Civil Right Director Settles Case, Arab-American Business Stays Open
September 2, 2009
A hookah lounge in Worth, Illinois, is still in business after unsubstantiated complaints against it were resolved by CAIR-Chicago. Civil Rights Director, Christina Abraham, reached a settlement last week allowing the Arab American owned lounge to remain open. The incident occurred amidst concerns that Arab American business owners in Chicago’s Southwest Suburbs are being increasingly targeted because of their national origin.
At an administrative hearing in August, the Village of Worth threatened to revoke the man’s business license after receiving excessive complaints from neighbors. The complaints alleged that the hookah lounge blared music and hosted drunken customers. The owner denied the claims, explaining that his establishment does not serve alcohol, and never turns up music. He expressed his concern that the liquor store next door was contributing to the problem, as minors often loiter in the nearby parking lot and create a nuisance.

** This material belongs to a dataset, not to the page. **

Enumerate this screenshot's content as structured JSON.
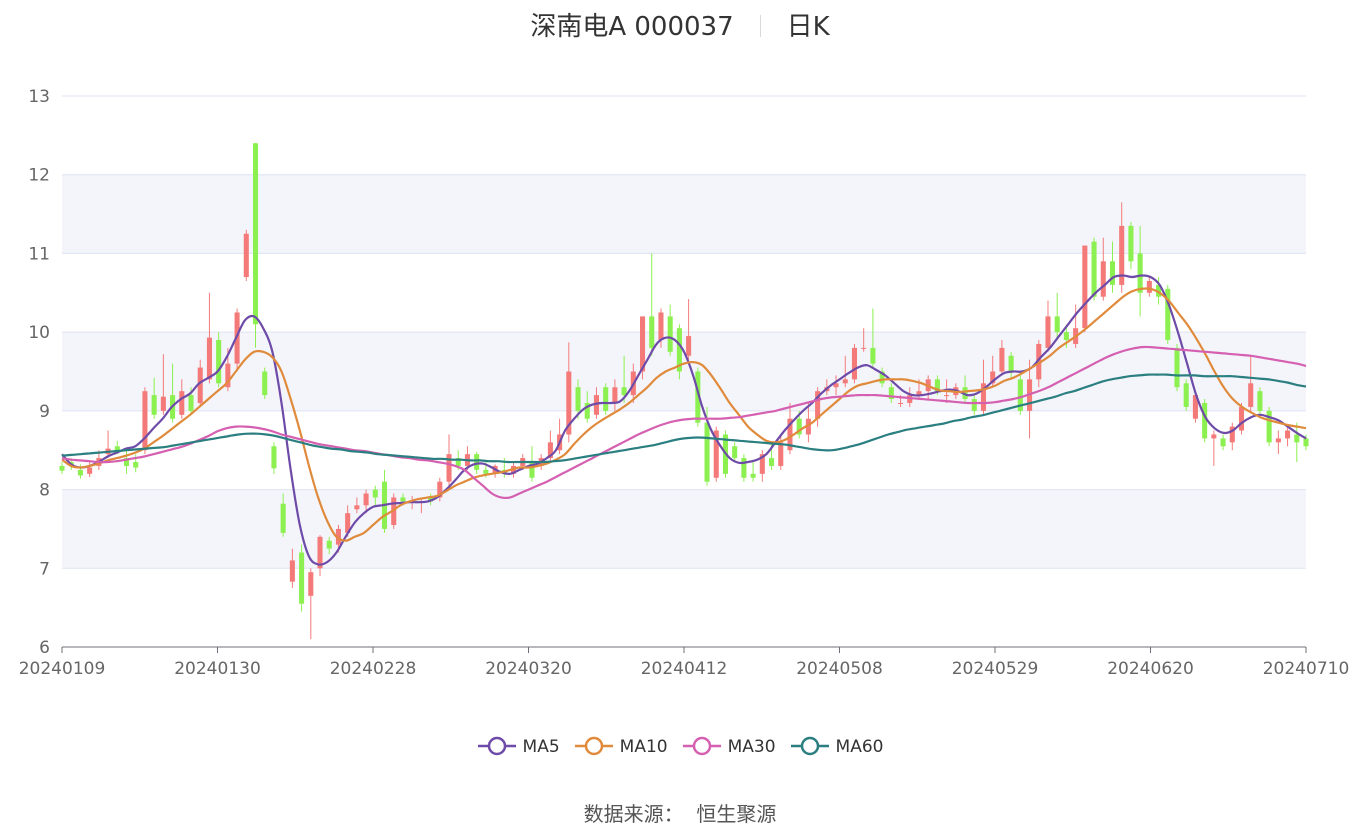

The liquor store has been ticketed in the past for allowing minors to buy alcohol.
“We feel that he is being targeted because of his national origin,” says CAIR-Chicago Civil Rights Director Christina Abraham. “The village should be aware that the community will stand up for those who are not violating any policies.”
CAIR-Chicago represented the owner, and on Thursday August 27, reached an agreement with the village of Worth, allowing the lounge to remain open.